One summer, about 24 years ago, Feluda and Topshe walked into my life with the 100 steps that took them to reach Rajen Majumdar’s house in Darjeeling. Since then, as the mercury rises each year, so does the itch to crack open the Feluda Samagra, open a bottle of lebu’r jarok and while the afternoon away. The craving is especially acute around this time — Satyajit Ray’s 33rd death anniversary fell earlier this week; his 104th birth anniversary will fall in a week’s time; Feluda also turns 60 this year.
Instead of penning a tribute though, I intend to pen a complaint, albeit one that is not novel. Many commentators, especially women, have pondered the same question; some have even written about it — where are the women in Felu’s world?
Feluda, of course, had provided a clue.
In Nayan Rahasya, Feluda claims, “Eta bhulle cholbe na je, amar pathak prodhanoto kishor kishori” by way of proffering an explanation for why he does not discuss cases that might be too risqué for a young readership. He echoes his creator, who had once written, “To write a whodunit while keeping in mind a young readership is not an easy task, because the stories have to be kept ‘clean’.” Yet none of this explains why there are barely any women characters in Feluda’s adventures — a striking number of his clients are bachelors and widowers. When women are present, fleetingly, their only discernible trait is that they are ardent admirers of Feluda, such as in Napoleon’r Chithee where the victim’s daughter-in-law is a voracious reader of Feluda and in Ambar Sen Antordhan Rahasya and Bosepukure Khunkharapi where the nieces of the victims are Feluda’s fans. Doctor Munshi’r Diary is perhaps an exception since the wife of the eponymous character plays a key role in plotting his murder.
An imbalance in the representation of and the weightage to female characters is also apparent in Ray’s other fictive creations. Professor Shonku has as companion, Newton (a cat), Prahlad (his man Friday) and Abinashbabu, (neighbour and, later, journeyman) — all of them men; the children who gather to hear Tarini khuro’s stories are mostly boys, notes the author, Sohini Chattopadhyay; Goopy and Bagha are married but their wives are just heard of. In fact, aliens have more well-rounded character arcs in Ray’s short stories than women. One may have overlooked this in someone who has not portrayed women with as much finesse as Ray has repeatedly done in his films.

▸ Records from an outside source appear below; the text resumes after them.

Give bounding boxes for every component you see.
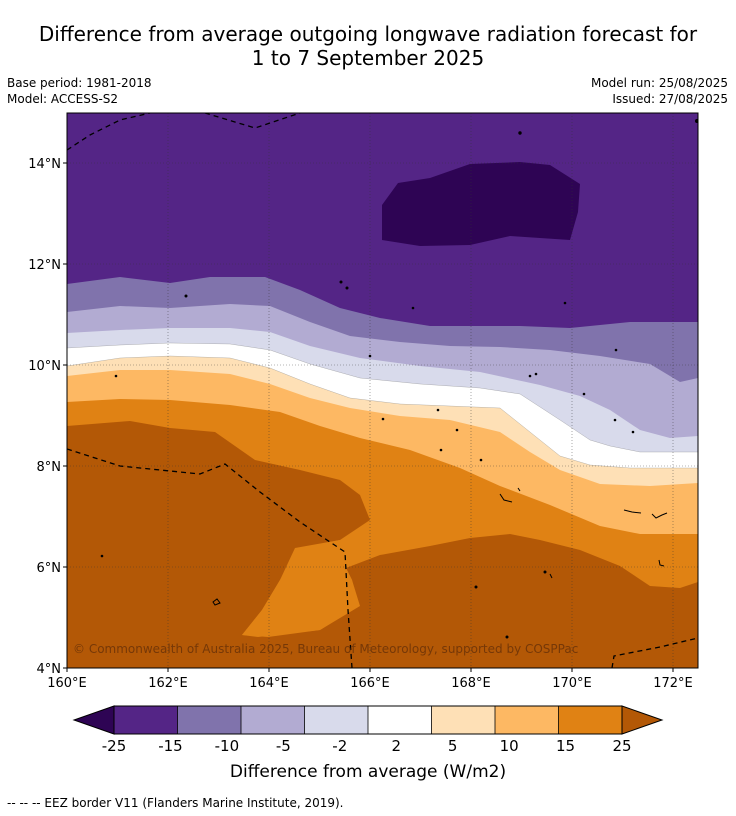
colorbar-swatch <box>558 706 623 734</box>
lat-tick-label: 6°N <box>37 561 62 576</box>
map-frame <box>66 112 699 669</box>
map-figure: © Commonwealth of Australia 2025, Bureau… <box>28 112 699 755</box>
atoll-outlines <box>212 487 668 606</box>
lon-tick-label: 168°E <box>451 676 491 691</box>
lon-tick-label: 164°E <box>249 676 289 691</box>
colorbar: -25 -15 -10 -5 -2 2 5 10 15 25 <box>72 705 664 755</box>
colorbar-labels: -25 -15 -10 -5 -2 2 5 10 15 25 <box>102 737 632 755</box>
colorbar-tick-label: 10 <box>500 737 519 755</box>
colorbar-swatch <box>431 706 496 734</box>
colorbar-tick-label: -15 <box>158 737 183 755</box>
lat-axis: 14°N 12°N 10°N 8°N 6°N 4°N <box>28 157 67 677</box>
colorbar-tick-label: -10 <box>215 737 240 755</box>
colorbar-swatch <box>241 706 305 734</box>
colorbar-tick-label: 5 <box>448 737 458 755</box>
title-line-1: Difference from average outgoing longwav… <box>38 22 698 46</box>
band-15-25 <box>67 421 698 668</box>
colorbar-tick-label: -5 <box>276 737 291 755</box>
colorbar-title: Difference from average (W/m2) <box>229 762 507 782</box>
colorbar-swatch <box>304 706 369 734</box>
lat-tick-label: 4°N <box>37 662 62 677</box>
colorbar-swatches <box>72 705 664 735</box>
anomaly-field: © Commonwealth of Australia 2025, Bureau… <box>67 113 698 668</box>
colorbar-frame <box>113 705 623 735</box>
colorbar-extend-low <box>72 705 115 735</box>
colorbar-tick-label: -25 <box>102 737 127 755</box>
colorbar-tick-label: 15 <box>556 737 575 755</box>
lon-tick-label: 166°E <box>350 676 390 691</box>
band-10-15-tongue <box>242 540 358 637</box>
colorbar-tick-label: 2 <box>391 737 401 755</box>
copyright-note: © Commonwealth of Australia 2025, Bureau… <box>73 642 578 656</box>
footer-note: -- -- -- EEZ border V11 (Flanders Marine… <box>7 796 344 810</box>
issued-date: Issued: 27/08/2025 <box>612 92 728 106</box>
map-title: Difference from average outgoing longwav… <box>0 22 736 70</box>
base-period: Base period: 1981-2018 <box>7 76 152 90</box>
meta-right: Model run: 25/08/2025 Issued: 27/08/2025 <box>591 75 728 107</box>
colorbar-swatch <box>495 706 559 734</box>
lat-tick-label: 10°N <box>28 359 61 374</box>
lon-tick-label: 160°E <box>47 676 87 691</box>
contour-lines <box>67 342 698 469</box>
lon-tick-label: 170°E <box>552 676 592 691</box>
model-name: Model: ACCESS-S2 <box>7 92 119 106</box>
colorbar-swatch <box>177 706 242 734</box>
colorbar-tick-label: 25 <box>612 737 631 755</box>
lon-tick-label: 162°E <box>148 676 188 691</box>
islands <box>100 119 698 639</box>
model-run: Model run: 25/08/2025 <box>590 76 728 90</box>
lat-tick-label: 12°N <box>28 258 61 273</box>
colorbar-swatch <box>368 706 432 734</box>
colorbar-tick-label: -2 <box>332 737 347 755</box>
lat-tick-label: 14°N <box>28 157 61 172</box>
eez-borders <box>67 113 698 668</box>
title-line-2: 1 to 7 September 2025 <box>251 46 485 70</box>
colorbar-extend-high <box>621 705 664 735</box>
band-below-neg25 <box>382 162 580 246</box>
lat-tick-label: 8°N <box>37 460 62 475</box>
lon-tick-label: 172°E <box>653 676 693 691</box>
colorbar-swatch <box>114 706 178 734</box>
graticule <box>67 113 698 668</box>
meta-left: Base period: 1981-2018 Model: ACCESS-S2 <box>7 75 152 107</box>
lon-axis: 160°E 162°E 164°E 166°E 168°E 170°E 172°… <box>47 668 693 691</box>
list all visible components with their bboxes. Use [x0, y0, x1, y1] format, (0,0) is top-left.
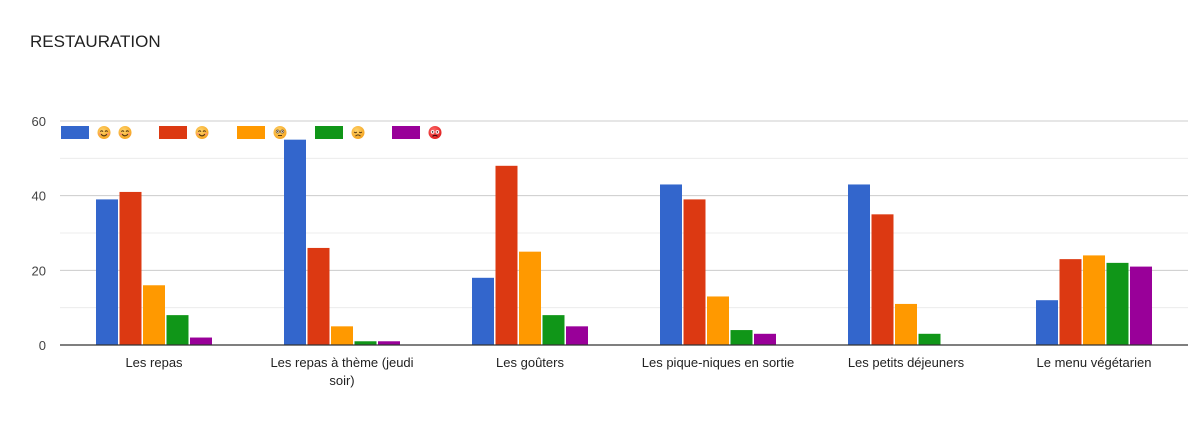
bar-neutral-face-1 — [331, 326, 353, 345]
bar-neutral-face-2 — [519, 251, 541, 345]
angry-face-icon — [428, 126, 442, 139]
x-category-label: Le menu végétarien — [1037, 355, 1152, 370]
bar-angry-face-0 — [190, 337, 212, 345]
y-tick-label: 20 — [32, 263, 46, 278]
bar-very-satisfied-double-smiley-4 — [848, 184, 870, 345]
bar-satisfied-smiley-4 — [871, 214, 894, 345]
legend-swatch — [392, 126, 420, 139]
y-tick-label: 0 — [39, 338, 46, 353]
chart-title: RESTAURATION — [30, 32, 161, 51]
bar-disappointed-face-1 — [354, 341, 377, 345]
bar-very-satisfied-double-smiley-1 — [284, 139, 306, 345]
bar-neutral-face-3 — [707, 296, 729, 345]
bar-angry-face-2 — [566, 326, 588, 345]
bar-neutral-face-5 — [1083, 255, 1105, 345]
x-category-label: Les repas à thème (jeudi soir) — [270, 355, 413, 388]
bar-very-satisfied-double-smiley-5 — [1036, 300, 1058, 345]
legend-swatch — [315, 126, 343, 139]
legend — [61, 126, 442, 139]
legend-swatch — [61, 126, 89, 139]
satisfied-smiley-icon — [195, 126, 209, 139]
legend-swatch — [159, 126, 187, 139]
bar-disappointed-face-2 — [542, 315, 565, 345]
legend-swatch — [237, 126, 265, 139]
bar-very-satisfied-double-smiley-3 — [660, 184, 682, 345]
bar-satisfied-smiley-1 — [307, 247, 330, 345]
bar-angry-face-1 — [378, 341, 400, 345]
bar-disappointed-face-4 — [918, 333, 941, 345]
x-category-label: Les repas — [125, 355, 183, 370]
y-tick-label: 40 — [32, 189, 46, 204]
bar-satisfied-smiley-5 — [1059, 259, 1082, 345]
bar-satisfied-smiley-3 — [683, 199, 706, 345]
x-category-label: Les goûters — [496, 355, 564, 370]
gridlines — [60, 120, 1188, 309]
bars — [96, 139, 1152, 345]
bar-neutral-face-0 — [143, 285, 165, 345]
bar-very-satisfied-double-smiley-0 — [96, 199, 118, 345]
bar-angry-face-5 — [1130, 266, 1152, 345]
bar-satisfied-smiley-0 — [119, 191, 142, 345]
bar-angry-face-3 — [754, 333, 776, 345]
bar-disappointed-face-0 — [166, 315, 189, 345]
very-satisfied-double-smiley-icon — [97, 126, 132, 139]
bar-neutral-face-4 — [895, 303, 917, 345]
x-category-label: Les pique-niques en sortie — [642, 355, 795, 370]
bar-very-satisfied-double-smiley-2 — [472, 277, 494, 345]
disappointed-face-icon — [351, 126, 365, 139]
x-category-label: Les petits déjeuners — [848, 355, 965, 370]
neutral-face-icon — [273, 126, 287, 139]
y-tick-label: 60 — [32, 114, 46, 129]
axes: 0 20 40 60 Les repas Les repas à thème (jeudi… — [32, 114, 1188, 388]
bar-disappointed-face-5 — [1106, 262, 1129, 345]
bar-satisfied-smiley-2 — [495, 165, 518, 345]
bar-disappointed-face-3 — [730, 330, 753, 345]
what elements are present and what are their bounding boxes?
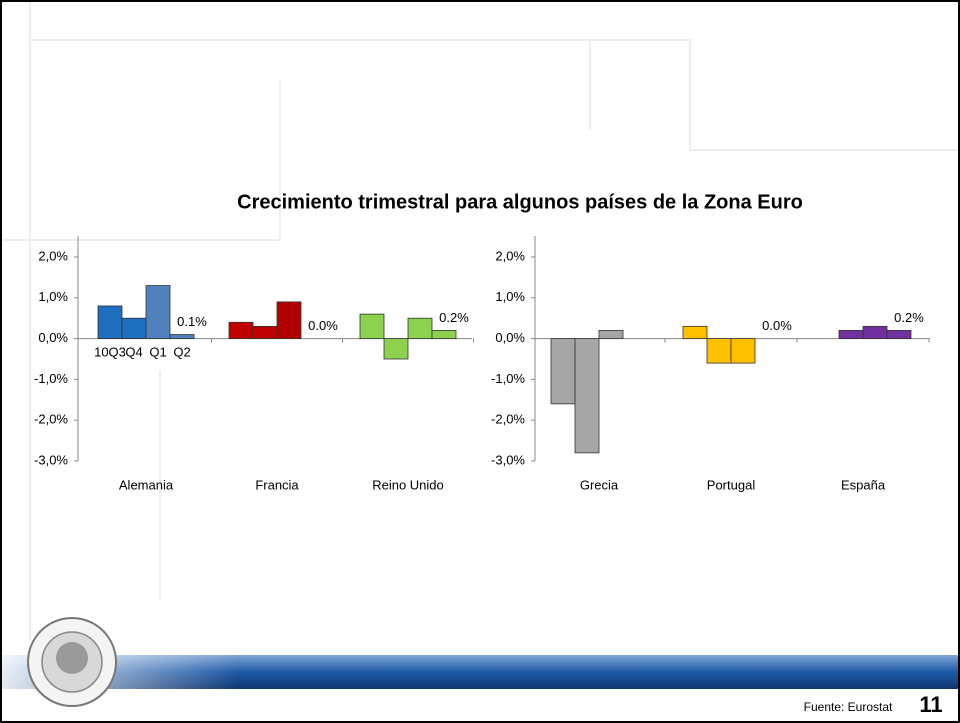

But the purpose of this piece is not to make an obvious point: that of women’s invisibility in Feluda’s world. Instead, I would like to speculate on why Feluda did not have female clients or, for that matter, why he never encountered a woman criminal.
Could it be that data on crime had a blind spot in the shape of women at the time Ray was scripting Feluda’s adventures? A fascinating paper from the Symbiosis Law School outlines how theories of criminology emerging in the 1960s — Feluda’s first adventure was published in 1965 — dismissed the role of women both as victim and offender. For every 59 males arrested by the police in India in 1975 — the time when Feluda’s popularity had been cemented — only one woman used to be arrested.
There is another interesting gap between reality and perception that must be pointed out in this regard. Crimes by women grew by 46.84% between 1971 to 1975, with the greatest proportionate increase in women committing ‘violent offences against the person’. Yet, the woman criminal continued to be seen primarily as a breach of gender norms. The sociologist, Otto Pollak, asserted in his late-20th-century book, The Criminality of Women, that the reason for female delinquency was attributed to their hidden sexual desires. Is that why Feluda baulked at discussing cases featuring femme fatales with ‘kishor kishoris’?